In quantifying the claim all positive and negative side-effects should be taken into account.
Interest earned on money in the hands of the defendant before litis contestatio cannot be
claimed by the plaintiff, but after mora the plaintiff can claim mora interest.
If the defendant spent the money on something he would not have done if it wasn't for the
enrichment, he can raise the defence of non-enrichment. However, if all or
part of what he spent the money on (eg goods) is still of value and in his hands, he must offer
the goods or the value of the goods to the plaintiff. If the goods are more valuable than the
impoverishment, the difference should be paid to the defendant.
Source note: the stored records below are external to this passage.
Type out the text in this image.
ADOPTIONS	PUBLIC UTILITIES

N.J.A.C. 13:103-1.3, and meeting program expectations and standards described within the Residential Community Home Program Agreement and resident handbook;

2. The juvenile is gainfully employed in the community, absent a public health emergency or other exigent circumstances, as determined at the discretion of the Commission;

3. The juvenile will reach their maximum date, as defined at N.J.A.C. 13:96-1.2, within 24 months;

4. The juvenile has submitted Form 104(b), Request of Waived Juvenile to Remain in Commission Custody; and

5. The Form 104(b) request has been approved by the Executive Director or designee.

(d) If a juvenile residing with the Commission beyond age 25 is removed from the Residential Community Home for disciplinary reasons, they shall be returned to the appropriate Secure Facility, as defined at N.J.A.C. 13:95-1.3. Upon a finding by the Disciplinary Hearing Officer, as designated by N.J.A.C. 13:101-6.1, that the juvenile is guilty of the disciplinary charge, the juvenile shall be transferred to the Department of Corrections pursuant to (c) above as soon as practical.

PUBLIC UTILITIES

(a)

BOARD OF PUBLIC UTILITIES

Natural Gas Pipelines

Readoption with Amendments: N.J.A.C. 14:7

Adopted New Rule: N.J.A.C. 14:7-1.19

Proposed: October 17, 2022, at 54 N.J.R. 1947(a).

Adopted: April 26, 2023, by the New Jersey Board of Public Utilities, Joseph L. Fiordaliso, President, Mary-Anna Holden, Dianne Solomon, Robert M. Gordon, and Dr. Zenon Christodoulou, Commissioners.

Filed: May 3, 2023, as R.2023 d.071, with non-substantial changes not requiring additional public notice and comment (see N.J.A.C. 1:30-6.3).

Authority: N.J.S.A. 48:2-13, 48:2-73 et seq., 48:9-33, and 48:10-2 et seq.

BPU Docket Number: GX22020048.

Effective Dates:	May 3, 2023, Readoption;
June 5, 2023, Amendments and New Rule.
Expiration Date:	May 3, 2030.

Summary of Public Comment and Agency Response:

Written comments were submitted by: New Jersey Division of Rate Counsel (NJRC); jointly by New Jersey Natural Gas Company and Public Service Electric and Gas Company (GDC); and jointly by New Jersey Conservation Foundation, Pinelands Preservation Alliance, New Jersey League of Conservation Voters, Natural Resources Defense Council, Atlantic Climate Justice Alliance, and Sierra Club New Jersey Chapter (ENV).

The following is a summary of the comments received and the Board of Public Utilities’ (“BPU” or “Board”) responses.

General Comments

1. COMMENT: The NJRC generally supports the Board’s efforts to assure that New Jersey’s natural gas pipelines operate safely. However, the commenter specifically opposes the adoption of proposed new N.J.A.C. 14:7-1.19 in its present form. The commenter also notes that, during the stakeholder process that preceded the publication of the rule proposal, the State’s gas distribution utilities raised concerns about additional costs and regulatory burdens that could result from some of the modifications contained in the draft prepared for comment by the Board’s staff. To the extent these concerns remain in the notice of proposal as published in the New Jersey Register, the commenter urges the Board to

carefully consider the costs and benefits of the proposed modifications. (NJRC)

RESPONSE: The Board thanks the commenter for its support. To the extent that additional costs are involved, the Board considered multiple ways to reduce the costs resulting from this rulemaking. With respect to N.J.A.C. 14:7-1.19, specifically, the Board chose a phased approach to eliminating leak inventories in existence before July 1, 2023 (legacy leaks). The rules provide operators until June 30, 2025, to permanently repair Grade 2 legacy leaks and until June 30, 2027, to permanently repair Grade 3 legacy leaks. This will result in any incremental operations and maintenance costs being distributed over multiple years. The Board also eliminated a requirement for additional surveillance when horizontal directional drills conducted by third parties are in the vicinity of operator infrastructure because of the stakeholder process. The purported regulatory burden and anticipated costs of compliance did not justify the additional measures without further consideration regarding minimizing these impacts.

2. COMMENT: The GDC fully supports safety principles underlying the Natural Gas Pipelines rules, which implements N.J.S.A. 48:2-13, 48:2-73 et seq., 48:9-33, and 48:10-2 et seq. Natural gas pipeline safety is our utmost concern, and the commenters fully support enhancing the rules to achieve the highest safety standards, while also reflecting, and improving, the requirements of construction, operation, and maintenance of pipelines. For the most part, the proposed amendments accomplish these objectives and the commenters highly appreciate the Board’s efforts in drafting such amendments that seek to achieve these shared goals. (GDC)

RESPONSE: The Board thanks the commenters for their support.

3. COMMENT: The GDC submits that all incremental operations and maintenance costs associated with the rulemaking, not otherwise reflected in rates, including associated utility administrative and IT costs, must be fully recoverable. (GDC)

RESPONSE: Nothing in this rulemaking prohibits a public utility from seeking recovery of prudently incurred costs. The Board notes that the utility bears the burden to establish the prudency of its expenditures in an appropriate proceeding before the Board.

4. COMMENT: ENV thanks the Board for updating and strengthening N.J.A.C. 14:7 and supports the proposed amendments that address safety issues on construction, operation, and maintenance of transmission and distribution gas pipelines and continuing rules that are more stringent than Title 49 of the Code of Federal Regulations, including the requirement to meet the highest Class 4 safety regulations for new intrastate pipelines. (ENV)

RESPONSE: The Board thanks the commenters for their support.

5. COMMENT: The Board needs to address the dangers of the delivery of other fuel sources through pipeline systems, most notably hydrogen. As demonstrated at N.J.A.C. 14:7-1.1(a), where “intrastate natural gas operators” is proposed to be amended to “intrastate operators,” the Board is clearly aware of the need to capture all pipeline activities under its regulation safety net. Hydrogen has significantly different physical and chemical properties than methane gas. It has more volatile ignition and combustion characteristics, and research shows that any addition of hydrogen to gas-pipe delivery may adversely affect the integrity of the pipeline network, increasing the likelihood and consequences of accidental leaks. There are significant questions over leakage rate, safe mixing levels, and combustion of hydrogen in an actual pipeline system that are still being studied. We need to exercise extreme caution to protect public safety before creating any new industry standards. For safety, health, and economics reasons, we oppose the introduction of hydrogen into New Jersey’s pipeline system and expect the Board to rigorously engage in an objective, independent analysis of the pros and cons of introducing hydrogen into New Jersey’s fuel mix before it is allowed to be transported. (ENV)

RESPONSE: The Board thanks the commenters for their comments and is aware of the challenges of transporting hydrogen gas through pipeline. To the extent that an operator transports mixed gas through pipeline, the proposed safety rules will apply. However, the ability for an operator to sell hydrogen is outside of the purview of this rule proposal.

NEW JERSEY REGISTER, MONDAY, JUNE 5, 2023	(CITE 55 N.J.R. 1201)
A has demanded payment from B of an amount of R50,000 which he believes B is owing. B has
checked his records and has paid the amount in the bona fide belief that the amount is owed in
terms of their contract. Unbeknown to B, his bookkeeper, C had already paid the amount a
week earlier by way of an electronic funds transfer into the account of A. At the time of the
second payment A's account was overdrawn in the amount of R30,000 and was therefore in
credit of R20,000 after the payment. A has taken R15,000 out of his account to pay his
employees their monthly wages. He has also paid R10,000 for a luxury weekend after realising
that his account was in credit. Discuss whether B has a claim against A and, if so, how much he
may claim.

B has a claim of unjustified enrichment against A and the relevant remedy applicable is the
condictio indebiti. This action is available where an unowed debt has been paid due to a
justifiable mistake. (1) In this instance A's enrichment took place at the expense of B, because
B was the person in law who made the payment, even if C physically made the payment.